Expression of gene mutations. (A) Stacked bar chart showing the proportion of mutations for each patient that are expressed (present) or not because the mutated (mut) allele is not expressed (not present) or the gene is not expressed at all. (B) Scatter plot showing a correlation between the cancer cell fraction by DNA analysis and the tumor fraction by RNA analysis, the latter representing the ratio between mutant and wild-type transcripts. (C) Stacked bar chart showing the proportion of mutations that are expressed or not expressed for each quartile (Qu) of gene expression because the mutated allele is not expressed (not present) or the gene is not expressed at all. (D) Heat map for the most commonly mutated genes (in rows) showing their expression level in each patient (columns); whether a mutation is present in both RNA and DNA samples or in DNA samples only; and the cancer cell fraction of that mutation, which is proportional to the size of the square. (E) Heat map showing the probabilities of genes being dysregulated in patients with mutated TP53. P(F) denotes the probability that the mutation affects the expression in the same individual; mutation type can be either missense or complex (complex indicates that the patient has more than 1 mutation).

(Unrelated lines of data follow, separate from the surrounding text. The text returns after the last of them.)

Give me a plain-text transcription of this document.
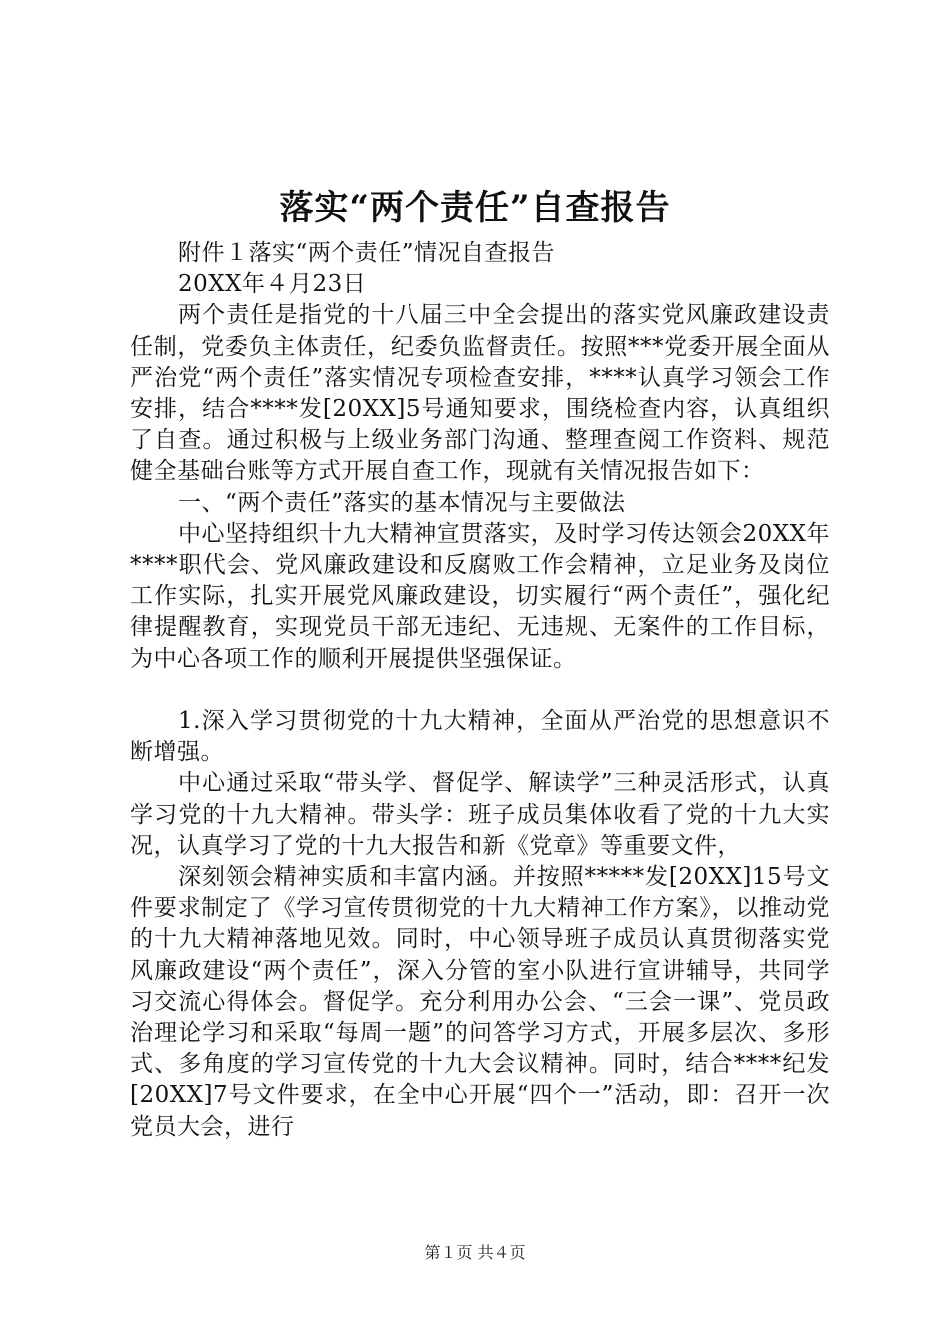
落实“两个责任”自查报告

附件１落实“两个责任”情况自查报告

20XX年４月23日

两个责任是指党的十八届三中全会提出的落实党风廉政建设责任制，党委负主体责任，纪委负监督责任。按照***党委开展全面从严治党“两个责任”落实情况专项检查安排，****认真学习领会工作安排，结合****发[20XX]5号通知要求，围绕检查内容，认真组织了自查。通过积极与上级业务部门沟通、整理查阅工作资料、规范健全基础台账等方式开展自查工作，现就有关情况报告如下：

一、“两个责任”落实的基本情况与主要做法

中心坚持组织十九大精神宣贯落实，及时学习传达领会20XX年****职代会、党风廉政建设和反腐败工作会精神，立足业务及岗位工作实际，扎实开展党风廉政建设，切实履行“两个责任”，强化纪律提醒教育，实现党员干部无违纪、无违规、无案件的工作目标，为中心各项工作的顺利开展提供坚强保证。

1.深入学习贯彻党的十九大精神，全面从严治党的思想意识不断增强。

中心通过采取“带头学、督促学、解读学”三种灵活形式，认真学习党的十九大精神。带头学：班子成员集体收看了党的十九大实况，认真学习了党的十九大报告和新《党章》等重要文件，

深刻领会精神实质和丰富内涵。并按照*****发[20XX]15号文件要求制定了《学习宣传贯彻党的十九大精神工作方案》，以推动党的十九大精神落地见效。同时，中心领导班子成员认真贯彻落实党风廉政建设“两个责任”，深入分管的室小队进行宣讲辅导，共同学习交流心得体会。督促学。充分利用办公会、“三会一课”、党员政治理论学习和采取“每周一题”的问答学习方式，开展多层次、多形式、多角度的学习宣传党的十九大会议精神。同时，结合****纪发[20XX]7号文件要求，在全中心开展“四个一”活动，即：召开一次党员大会，进行

第１页 共４页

The probability scale indicates the probability that the gene is upregulated (red) or downregulated (blue).

Figure 6.

Survival analysis. (A-B) Kaplan-Meier plot of the OS and PFS of the cohort. (C-D) A significant negative effect is observed on PFS (but not on OS after P value correction) in patients harboring amplification of chr1q (ie, >3 copies). (E-F) No significant effect is observed in patients showing a double-hit of the TP53 locus. (G-H) A trend toward shorter survival is observed in patients with deletion or mutations of the PRDM1 gene in chr6q. For all plots, numbers of patients at risk are shown in tables below the graphs.